Benchmarked the custom models against scikit-learn implementations to assess performance improvements.
| Model | Accuracy |
|---|---|
| Custom Gradient Boosting | 0.96 |
| Decision Tree(scikit-learn) | 0.92 |
| CatBoost | 0.86 |
| XGBoost | 0.85 |
| LightGBM | 0.84 |
| Gradient Boosting | 0.83 |
| Random Forest | 0.81 |
| AdaBoost | 0.79 |
The custom gradient boosting model outperformed all other models, achieving an accuracy of 96%. Notably, it demonstrated superior precision and recall for the minority failure class, indicating its effectiveness in detecting rare but critical failure events.
The custom gradient boosting model identified the following features as most influential in predicting equipment failure:
| Features | Accuracy |
|---|---|
| Operational Hours | 0.5427 |
| Air Temperature | 0.1312 |
| Rotational Speed (rpm) | 0.1034 |
| Process Temperature (K) | 0.1022 |
| Torque (Nm) | 0.0575 |
| Vibration Levels | 0.0562 |
Understanding feature importance aids in pinpointing key factors contributing to equipment failures, facilitating targeted maintenance strategies.

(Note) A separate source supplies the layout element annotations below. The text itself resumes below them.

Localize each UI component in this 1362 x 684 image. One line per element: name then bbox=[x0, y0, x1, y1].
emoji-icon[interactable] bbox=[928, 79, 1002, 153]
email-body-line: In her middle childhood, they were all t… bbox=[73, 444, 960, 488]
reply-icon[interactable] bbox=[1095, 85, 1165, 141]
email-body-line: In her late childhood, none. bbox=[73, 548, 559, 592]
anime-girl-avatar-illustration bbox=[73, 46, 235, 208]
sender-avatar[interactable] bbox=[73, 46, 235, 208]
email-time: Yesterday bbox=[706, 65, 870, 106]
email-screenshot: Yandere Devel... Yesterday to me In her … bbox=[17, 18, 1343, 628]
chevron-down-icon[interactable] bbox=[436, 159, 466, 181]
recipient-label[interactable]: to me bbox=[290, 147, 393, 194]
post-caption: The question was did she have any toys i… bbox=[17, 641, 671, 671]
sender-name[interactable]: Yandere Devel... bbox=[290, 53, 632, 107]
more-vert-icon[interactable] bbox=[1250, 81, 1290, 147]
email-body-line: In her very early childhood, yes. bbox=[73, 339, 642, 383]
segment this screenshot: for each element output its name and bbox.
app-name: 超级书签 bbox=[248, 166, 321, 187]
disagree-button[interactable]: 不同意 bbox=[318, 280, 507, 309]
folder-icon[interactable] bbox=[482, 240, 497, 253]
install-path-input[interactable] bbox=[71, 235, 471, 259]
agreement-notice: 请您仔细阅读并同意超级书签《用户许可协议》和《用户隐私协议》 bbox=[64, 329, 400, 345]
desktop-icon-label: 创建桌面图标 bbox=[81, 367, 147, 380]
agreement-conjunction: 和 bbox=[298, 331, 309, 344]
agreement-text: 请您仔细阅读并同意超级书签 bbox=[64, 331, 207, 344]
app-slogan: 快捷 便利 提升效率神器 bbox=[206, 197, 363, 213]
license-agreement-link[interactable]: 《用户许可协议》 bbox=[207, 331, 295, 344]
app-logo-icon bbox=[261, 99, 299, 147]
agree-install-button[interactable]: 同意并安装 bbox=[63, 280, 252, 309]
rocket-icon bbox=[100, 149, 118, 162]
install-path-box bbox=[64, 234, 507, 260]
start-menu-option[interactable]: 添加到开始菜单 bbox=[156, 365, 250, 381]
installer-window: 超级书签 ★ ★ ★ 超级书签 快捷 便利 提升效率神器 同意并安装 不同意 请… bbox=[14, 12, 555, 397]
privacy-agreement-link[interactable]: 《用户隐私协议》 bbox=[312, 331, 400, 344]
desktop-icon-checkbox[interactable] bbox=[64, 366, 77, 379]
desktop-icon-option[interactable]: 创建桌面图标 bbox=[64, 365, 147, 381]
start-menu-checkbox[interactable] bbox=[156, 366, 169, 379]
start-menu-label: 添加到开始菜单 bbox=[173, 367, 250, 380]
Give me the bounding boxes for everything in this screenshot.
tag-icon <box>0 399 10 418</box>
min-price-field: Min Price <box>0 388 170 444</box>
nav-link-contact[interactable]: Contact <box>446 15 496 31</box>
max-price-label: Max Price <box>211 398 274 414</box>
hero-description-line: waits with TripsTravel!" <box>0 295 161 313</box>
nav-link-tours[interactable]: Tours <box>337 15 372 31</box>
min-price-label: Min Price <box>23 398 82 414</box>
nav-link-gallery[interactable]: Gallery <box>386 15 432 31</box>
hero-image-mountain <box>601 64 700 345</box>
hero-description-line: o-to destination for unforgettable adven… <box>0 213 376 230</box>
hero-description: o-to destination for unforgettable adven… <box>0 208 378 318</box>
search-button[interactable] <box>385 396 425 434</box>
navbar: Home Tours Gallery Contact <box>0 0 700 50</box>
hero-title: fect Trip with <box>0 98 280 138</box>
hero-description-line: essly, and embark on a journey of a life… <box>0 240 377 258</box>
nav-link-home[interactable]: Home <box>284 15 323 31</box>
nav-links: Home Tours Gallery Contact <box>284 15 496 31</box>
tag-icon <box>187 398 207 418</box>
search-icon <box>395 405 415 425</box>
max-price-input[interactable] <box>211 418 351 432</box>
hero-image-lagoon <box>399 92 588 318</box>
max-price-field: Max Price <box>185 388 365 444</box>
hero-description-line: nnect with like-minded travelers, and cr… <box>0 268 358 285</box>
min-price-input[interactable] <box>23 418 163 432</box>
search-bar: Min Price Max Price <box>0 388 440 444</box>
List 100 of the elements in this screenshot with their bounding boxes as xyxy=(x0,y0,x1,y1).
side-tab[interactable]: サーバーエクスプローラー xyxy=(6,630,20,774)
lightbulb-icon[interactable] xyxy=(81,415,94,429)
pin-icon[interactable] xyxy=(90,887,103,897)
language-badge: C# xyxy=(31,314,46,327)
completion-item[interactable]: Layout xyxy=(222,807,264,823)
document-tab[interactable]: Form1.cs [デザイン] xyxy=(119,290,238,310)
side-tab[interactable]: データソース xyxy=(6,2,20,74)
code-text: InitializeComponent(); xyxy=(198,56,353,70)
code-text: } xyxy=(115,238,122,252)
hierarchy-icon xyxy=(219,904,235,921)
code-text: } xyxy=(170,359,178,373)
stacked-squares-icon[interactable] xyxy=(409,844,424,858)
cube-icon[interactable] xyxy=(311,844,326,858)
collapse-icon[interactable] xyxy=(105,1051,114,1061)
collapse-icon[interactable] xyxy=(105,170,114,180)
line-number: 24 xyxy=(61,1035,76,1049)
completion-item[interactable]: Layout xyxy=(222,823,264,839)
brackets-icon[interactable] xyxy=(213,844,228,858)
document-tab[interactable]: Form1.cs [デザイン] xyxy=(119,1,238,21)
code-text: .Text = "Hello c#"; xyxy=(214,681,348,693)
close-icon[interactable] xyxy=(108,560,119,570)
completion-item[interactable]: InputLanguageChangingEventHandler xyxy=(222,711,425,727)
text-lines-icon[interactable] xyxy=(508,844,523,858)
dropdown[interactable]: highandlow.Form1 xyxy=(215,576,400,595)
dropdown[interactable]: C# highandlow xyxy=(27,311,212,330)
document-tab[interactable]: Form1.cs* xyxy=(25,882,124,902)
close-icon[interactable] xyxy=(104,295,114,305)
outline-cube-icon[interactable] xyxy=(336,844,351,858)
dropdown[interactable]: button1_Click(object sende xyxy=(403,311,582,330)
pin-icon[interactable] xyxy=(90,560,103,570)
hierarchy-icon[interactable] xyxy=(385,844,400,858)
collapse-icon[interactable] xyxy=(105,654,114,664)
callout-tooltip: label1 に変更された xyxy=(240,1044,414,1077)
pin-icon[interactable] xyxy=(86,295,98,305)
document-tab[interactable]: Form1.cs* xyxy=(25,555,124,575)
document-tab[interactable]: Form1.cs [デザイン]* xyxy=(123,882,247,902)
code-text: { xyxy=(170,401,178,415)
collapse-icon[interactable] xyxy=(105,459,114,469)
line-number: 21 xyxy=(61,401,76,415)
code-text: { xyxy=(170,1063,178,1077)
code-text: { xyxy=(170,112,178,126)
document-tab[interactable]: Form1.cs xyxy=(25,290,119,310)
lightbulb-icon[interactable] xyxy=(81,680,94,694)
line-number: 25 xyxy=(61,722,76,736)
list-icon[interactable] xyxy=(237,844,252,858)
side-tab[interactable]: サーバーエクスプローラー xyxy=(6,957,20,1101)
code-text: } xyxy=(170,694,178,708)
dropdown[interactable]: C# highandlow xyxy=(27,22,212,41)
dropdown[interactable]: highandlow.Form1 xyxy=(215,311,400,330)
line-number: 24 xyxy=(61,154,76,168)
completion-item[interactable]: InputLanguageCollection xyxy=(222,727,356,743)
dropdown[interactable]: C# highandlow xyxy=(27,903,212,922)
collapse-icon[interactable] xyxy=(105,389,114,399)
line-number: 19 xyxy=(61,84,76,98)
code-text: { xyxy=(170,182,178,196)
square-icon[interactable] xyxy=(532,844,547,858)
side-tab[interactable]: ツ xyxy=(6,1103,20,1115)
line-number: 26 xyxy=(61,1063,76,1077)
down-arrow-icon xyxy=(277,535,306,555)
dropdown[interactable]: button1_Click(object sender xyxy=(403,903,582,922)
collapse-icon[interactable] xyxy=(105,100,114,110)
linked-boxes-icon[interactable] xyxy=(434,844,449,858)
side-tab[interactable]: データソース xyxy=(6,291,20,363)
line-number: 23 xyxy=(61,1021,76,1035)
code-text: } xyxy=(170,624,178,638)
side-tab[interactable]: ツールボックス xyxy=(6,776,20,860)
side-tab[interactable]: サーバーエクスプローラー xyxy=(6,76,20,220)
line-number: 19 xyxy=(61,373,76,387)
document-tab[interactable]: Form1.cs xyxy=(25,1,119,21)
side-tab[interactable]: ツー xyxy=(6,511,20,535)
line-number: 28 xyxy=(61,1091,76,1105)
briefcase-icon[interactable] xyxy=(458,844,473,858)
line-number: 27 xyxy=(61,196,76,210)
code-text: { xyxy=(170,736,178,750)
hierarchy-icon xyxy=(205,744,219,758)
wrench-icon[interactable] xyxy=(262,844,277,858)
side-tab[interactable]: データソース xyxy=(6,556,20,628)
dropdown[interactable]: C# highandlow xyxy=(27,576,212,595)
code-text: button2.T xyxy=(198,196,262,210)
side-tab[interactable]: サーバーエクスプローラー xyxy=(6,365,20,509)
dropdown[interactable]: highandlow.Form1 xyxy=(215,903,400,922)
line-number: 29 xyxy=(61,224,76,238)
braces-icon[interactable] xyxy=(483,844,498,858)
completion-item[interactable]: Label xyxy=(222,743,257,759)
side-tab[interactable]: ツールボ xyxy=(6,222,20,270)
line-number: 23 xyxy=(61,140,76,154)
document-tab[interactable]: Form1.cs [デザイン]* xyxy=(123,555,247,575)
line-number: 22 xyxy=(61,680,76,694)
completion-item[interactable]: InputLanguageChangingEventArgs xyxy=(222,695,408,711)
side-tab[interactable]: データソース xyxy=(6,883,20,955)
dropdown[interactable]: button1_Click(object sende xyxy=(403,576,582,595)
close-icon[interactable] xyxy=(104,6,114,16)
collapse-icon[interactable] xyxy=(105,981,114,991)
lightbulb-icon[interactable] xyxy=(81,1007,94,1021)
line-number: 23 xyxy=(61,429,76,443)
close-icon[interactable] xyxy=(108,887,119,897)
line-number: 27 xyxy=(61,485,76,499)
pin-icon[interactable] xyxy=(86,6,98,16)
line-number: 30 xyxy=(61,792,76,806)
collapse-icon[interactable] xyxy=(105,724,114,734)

Visualization: Utilized plot_tree() from scikit-learn to visualize decision paths in the custom decision tree, enhancing interpretability.
SHAP Analysis: Applied SHAP (SHapley Additive exPlanations) to the custom gradient boosting model to elucidate feature contributions on a per-instance basis.
Deployment: While not covered in this repository, models can be integrated into maintenance systems using platforms like Streamlit or Gradio for interactive user interfaces.
Clone the repository:
git clone [https://github.com/yourusername/predictive-maintenance.git](https://github.com/4CDA/predictive_maintenance_decisiontrees.git)
cd predictive-maintenanceInstall dependencies:
pip install -r requirements.txtRun notebooks:
Open sklearn_trees.ipynb or custom_trees.ipynb in Jupyter Notebook or JupyterLab.